Friday, 10 April 2009

The Uncommon Reader - Alan Bennett

Read: September 2007

Oh, such a fabulous premise for a book: Walking her corgis one night the Queen stumbles upon a mobile library. Not wanting to seem rude she borrows a book, and then another. Soon she has been bitten by the bug and finds herself reading whenever she gets a moment. She becomes adept at reading in the car while waving at the public with her free hand and seems to be neglecting her once impeccably performed duties. She reads capriciously and diversely, everything from Proust to Vikram Seth and soon the seditious world of literature has her questioning her life and the political world around her. She forces books upon the obsequious Prime Minister and is disappointed that the French President cannot answer her questions on the obscure playwright and novelist Jean Genet.

This is a devilishly funny book, an absolute joy for any lover of reading who wonders what the world would be like if more people in power read for themselves. In his portrayal of the Queen, Alan Bennett has traversed a minefield skilfully and created a character who is both eminently believable and endearingly lovable. If the Queen has ever enjoyed living vicariously then she can have had few such escapades as the one she enjoys here.
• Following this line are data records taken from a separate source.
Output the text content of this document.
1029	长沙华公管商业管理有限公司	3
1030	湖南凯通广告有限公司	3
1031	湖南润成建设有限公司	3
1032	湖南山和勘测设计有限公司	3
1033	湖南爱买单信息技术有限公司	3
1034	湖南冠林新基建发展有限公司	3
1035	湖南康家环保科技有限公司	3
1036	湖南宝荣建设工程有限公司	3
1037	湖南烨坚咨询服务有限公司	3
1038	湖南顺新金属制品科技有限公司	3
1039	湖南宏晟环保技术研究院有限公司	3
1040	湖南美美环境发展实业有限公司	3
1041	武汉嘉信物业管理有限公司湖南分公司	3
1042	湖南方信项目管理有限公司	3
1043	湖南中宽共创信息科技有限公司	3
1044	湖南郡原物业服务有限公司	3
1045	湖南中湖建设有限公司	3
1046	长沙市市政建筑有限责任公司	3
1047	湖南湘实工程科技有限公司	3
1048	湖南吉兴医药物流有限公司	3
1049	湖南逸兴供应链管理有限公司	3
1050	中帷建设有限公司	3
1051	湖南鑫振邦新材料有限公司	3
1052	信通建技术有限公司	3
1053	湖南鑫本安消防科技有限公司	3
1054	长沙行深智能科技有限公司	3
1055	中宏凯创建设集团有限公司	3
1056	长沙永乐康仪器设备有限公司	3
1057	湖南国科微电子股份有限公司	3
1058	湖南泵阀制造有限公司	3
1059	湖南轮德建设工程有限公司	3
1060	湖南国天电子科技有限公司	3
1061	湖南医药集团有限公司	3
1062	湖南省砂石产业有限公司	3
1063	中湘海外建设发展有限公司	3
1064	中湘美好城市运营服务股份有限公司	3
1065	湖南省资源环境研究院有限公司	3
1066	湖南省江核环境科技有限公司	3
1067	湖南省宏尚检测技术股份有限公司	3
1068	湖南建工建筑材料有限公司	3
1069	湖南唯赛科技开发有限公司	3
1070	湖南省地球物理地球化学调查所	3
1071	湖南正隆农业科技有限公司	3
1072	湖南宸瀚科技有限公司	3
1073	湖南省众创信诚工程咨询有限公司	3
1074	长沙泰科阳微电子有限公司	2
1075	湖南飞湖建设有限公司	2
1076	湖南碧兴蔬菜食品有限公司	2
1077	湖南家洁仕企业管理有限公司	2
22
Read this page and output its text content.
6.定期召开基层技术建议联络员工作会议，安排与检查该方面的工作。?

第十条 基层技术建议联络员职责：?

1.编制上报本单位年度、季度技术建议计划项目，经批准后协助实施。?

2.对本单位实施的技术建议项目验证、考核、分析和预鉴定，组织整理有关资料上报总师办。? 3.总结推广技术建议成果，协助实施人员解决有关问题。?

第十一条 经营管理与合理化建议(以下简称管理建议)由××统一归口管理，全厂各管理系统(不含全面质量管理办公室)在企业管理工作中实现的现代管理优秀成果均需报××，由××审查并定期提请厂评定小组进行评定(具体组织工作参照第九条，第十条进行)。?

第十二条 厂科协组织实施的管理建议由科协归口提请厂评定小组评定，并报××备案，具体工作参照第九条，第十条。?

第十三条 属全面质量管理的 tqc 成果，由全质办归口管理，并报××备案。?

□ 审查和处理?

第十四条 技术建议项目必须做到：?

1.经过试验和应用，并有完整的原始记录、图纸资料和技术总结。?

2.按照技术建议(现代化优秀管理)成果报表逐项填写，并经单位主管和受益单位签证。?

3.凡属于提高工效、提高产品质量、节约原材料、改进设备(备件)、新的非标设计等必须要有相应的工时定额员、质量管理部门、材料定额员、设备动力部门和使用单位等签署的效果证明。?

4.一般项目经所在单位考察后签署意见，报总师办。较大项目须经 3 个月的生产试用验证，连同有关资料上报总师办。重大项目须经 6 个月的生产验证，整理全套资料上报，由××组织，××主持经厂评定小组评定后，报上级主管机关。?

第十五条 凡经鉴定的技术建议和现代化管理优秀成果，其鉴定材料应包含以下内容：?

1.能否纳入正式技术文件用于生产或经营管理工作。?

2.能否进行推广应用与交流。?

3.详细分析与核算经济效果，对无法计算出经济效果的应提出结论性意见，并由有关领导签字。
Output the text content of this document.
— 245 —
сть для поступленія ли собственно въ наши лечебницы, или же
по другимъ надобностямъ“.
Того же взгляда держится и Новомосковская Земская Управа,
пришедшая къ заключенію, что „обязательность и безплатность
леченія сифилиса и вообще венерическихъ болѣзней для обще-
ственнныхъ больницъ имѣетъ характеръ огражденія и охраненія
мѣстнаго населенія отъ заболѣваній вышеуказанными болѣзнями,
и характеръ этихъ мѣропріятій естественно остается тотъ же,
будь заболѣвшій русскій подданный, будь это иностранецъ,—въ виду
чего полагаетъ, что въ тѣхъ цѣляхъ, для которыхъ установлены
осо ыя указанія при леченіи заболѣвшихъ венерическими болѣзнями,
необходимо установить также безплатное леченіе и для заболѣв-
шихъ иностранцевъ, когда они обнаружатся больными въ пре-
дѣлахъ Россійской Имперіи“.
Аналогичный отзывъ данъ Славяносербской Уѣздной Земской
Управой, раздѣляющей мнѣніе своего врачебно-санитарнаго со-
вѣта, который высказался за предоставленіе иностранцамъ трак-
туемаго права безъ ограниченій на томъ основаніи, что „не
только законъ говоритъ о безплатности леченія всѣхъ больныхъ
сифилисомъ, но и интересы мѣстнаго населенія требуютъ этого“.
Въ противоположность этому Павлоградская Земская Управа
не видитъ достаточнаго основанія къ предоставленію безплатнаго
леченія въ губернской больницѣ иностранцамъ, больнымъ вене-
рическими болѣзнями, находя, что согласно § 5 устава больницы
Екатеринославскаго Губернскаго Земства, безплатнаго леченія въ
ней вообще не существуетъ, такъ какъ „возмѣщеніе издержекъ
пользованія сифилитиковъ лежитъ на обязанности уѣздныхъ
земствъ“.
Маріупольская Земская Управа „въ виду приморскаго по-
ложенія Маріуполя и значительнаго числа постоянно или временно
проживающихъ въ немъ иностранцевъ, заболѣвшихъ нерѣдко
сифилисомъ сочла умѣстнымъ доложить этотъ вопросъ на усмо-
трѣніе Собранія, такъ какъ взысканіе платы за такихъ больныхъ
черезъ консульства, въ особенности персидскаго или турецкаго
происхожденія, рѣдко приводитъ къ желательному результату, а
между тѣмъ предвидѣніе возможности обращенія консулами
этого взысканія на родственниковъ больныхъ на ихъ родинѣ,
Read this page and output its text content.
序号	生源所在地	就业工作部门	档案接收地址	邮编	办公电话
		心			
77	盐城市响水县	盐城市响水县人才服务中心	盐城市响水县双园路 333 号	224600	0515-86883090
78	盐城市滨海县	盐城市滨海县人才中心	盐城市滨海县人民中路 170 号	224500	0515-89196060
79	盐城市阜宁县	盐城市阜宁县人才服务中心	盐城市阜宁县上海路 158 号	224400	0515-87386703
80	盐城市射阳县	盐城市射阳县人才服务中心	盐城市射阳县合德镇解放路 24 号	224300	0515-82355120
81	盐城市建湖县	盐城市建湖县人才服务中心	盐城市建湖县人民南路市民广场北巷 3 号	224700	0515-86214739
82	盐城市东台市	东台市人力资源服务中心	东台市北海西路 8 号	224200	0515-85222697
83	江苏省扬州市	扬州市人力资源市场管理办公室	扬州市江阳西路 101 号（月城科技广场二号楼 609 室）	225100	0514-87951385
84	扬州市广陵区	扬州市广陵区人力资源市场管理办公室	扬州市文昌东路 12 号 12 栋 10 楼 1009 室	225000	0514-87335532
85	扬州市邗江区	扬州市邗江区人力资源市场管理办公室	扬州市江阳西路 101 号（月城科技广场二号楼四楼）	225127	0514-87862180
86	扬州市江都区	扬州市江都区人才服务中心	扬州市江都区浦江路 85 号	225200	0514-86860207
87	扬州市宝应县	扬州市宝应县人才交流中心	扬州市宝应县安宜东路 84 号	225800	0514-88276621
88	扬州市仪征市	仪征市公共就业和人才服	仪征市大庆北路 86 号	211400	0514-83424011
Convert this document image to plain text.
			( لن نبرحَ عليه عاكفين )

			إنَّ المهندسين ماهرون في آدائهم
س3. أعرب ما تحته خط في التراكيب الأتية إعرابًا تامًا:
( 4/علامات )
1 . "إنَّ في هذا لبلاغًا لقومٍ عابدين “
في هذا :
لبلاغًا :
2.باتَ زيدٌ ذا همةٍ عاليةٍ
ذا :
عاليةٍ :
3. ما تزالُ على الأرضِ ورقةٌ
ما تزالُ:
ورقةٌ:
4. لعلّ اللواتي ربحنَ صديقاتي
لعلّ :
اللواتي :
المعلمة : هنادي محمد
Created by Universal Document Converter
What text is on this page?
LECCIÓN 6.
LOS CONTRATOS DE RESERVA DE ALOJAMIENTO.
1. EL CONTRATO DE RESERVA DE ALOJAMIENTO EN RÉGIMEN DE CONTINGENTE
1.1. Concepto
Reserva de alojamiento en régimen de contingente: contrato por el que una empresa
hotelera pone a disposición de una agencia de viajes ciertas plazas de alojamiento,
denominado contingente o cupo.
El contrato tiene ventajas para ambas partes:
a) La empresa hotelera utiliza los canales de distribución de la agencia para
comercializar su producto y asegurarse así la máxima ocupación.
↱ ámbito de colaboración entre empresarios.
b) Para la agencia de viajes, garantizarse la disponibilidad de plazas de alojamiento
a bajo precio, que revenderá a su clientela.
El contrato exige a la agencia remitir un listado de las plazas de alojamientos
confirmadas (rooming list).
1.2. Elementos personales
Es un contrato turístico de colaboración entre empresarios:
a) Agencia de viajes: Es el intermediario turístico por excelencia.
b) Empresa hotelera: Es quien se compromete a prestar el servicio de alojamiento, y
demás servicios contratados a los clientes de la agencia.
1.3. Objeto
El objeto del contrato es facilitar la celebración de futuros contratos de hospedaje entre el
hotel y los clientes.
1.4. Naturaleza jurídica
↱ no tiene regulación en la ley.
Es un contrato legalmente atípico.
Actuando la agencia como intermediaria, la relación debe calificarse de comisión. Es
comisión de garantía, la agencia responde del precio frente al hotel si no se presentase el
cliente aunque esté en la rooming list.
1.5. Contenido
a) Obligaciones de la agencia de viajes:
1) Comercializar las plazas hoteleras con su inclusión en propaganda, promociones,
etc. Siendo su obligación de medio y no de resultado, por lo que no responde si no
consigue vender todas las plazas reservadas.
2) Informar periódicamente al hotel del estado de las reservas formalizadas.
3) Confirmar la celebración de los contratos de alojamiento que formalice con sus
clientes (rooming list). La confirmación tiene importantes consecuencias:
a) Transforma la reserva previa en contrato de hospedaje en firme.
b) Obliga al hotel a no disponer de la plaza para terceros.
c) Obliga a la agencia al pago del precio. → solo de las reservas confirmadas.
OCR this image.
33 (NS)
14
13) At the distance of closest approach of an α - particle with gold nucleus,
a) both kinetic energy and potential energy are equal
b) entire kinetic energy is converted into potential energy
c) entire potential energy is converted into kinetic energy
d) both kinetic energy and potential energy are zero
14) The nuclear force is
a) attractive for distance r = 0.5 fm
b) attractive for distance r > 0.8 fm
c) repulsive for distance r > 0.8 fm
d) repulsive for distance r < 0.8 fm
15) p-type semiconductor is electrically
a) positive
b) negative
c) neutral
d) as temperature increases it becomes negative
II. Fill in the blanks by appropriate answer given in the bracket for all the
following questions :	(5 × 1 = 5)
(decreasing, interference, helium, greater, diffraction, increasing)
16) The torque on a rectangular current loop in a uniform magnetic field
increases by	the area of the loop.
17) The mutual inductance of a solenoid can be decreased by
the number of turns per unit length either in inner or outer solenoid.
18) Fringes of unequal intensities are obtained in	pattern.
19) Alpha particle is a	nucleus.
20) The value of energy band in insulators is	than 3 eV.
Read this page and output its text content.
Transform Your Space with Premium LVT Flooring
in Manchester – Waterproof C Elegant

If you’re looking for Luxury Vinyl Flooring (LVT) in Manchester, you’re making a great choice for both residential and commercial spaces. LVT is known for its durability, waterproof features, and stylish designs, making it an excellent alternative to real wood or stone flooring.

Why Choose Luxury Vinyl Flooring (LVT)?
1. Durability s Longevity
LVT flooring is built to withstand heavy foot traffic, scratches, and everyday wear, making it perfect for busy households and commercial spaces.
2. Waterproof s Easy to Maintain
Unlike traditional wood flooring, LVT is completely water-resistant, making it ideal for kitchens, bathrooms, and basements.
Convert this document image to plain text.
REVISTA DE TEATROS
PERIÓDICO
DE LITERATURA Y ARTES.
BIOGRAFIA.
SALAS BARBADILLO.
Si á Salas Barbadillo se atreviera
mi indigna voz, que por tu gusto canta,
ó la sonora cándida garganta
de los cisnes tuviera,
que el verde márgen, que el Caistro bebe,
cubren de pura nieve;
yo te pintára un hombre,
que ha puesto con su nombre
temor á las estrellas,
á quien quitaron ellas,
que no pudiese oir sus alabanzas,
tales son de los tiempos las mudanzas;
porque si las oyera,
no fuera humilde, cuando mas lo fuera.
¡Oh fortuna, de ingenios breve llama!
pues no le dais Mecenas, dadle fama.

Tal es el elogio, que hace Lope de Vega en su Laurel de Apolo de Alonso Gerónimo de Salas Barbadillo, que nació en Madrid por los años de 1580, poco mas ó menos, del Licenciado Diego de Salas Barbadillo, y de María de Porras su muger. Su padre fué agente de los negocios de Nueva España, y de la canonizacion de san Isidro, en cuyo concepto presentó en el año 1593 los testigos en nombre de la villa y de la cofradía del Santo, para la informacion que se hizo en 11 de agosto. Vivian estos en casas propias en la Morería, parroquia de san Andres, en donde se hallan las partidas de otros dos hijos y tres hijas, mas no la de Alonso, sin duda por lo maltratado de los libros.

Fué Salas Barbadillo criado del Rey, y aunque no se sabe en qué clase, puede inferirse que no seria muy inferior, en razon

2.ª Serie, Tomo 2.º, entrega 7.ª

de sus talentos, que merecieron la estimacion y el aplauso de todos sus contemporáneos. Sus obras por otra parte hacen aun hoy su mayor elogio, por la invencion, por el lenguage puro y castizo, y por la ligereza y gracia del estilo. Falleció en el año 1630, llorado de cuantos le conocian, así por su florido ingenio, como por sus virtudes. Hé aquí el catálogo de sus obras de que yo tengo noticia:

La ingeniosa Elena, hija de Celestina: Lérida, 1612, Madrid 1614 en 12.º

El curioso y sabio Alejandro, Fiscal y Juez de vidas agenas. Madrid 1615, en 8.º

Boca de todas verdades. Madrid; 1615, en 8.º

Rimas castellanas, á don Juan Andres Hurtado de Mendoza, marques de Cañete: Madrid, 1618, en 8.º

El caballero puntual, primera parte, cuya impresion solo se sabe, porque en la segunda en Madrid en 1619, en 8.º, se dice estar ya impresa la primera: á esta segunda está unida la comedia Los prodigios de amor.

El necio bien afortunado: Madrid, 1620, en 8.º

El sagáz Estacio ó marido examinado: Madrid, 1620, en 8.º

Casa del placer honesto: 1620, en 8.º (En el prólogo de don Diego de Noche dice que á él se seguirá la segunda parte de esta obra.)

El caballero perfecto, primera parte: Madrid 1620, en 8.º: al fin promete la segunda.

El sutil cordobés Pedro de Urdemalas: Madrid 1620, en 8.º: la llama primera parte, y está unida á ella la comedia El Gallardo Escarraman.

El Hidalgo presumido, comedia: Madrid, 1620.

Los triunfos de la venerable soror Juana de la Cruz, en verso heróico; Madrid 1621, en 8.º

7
If it was up to me this delightful portrayal of joyous rebellion would have the Queen, and everyone else, reaching for a book in each and every spare minute of the day.

There is absolutely nothing to dislike in this humorous and well conceived novella. It is a short and enjoyable read, crammed with little anecdotes and facts which will be of interest to anyone fascinated by the world of books. Indeed, if you have already fallen for the vast world of literature then you will be rubbing your hands with glee at this celebration of reading in all its forms.

I cannot think of a better way to spend a couple of hours than devouring The Uncommon Reader. It is a book which everyone should read.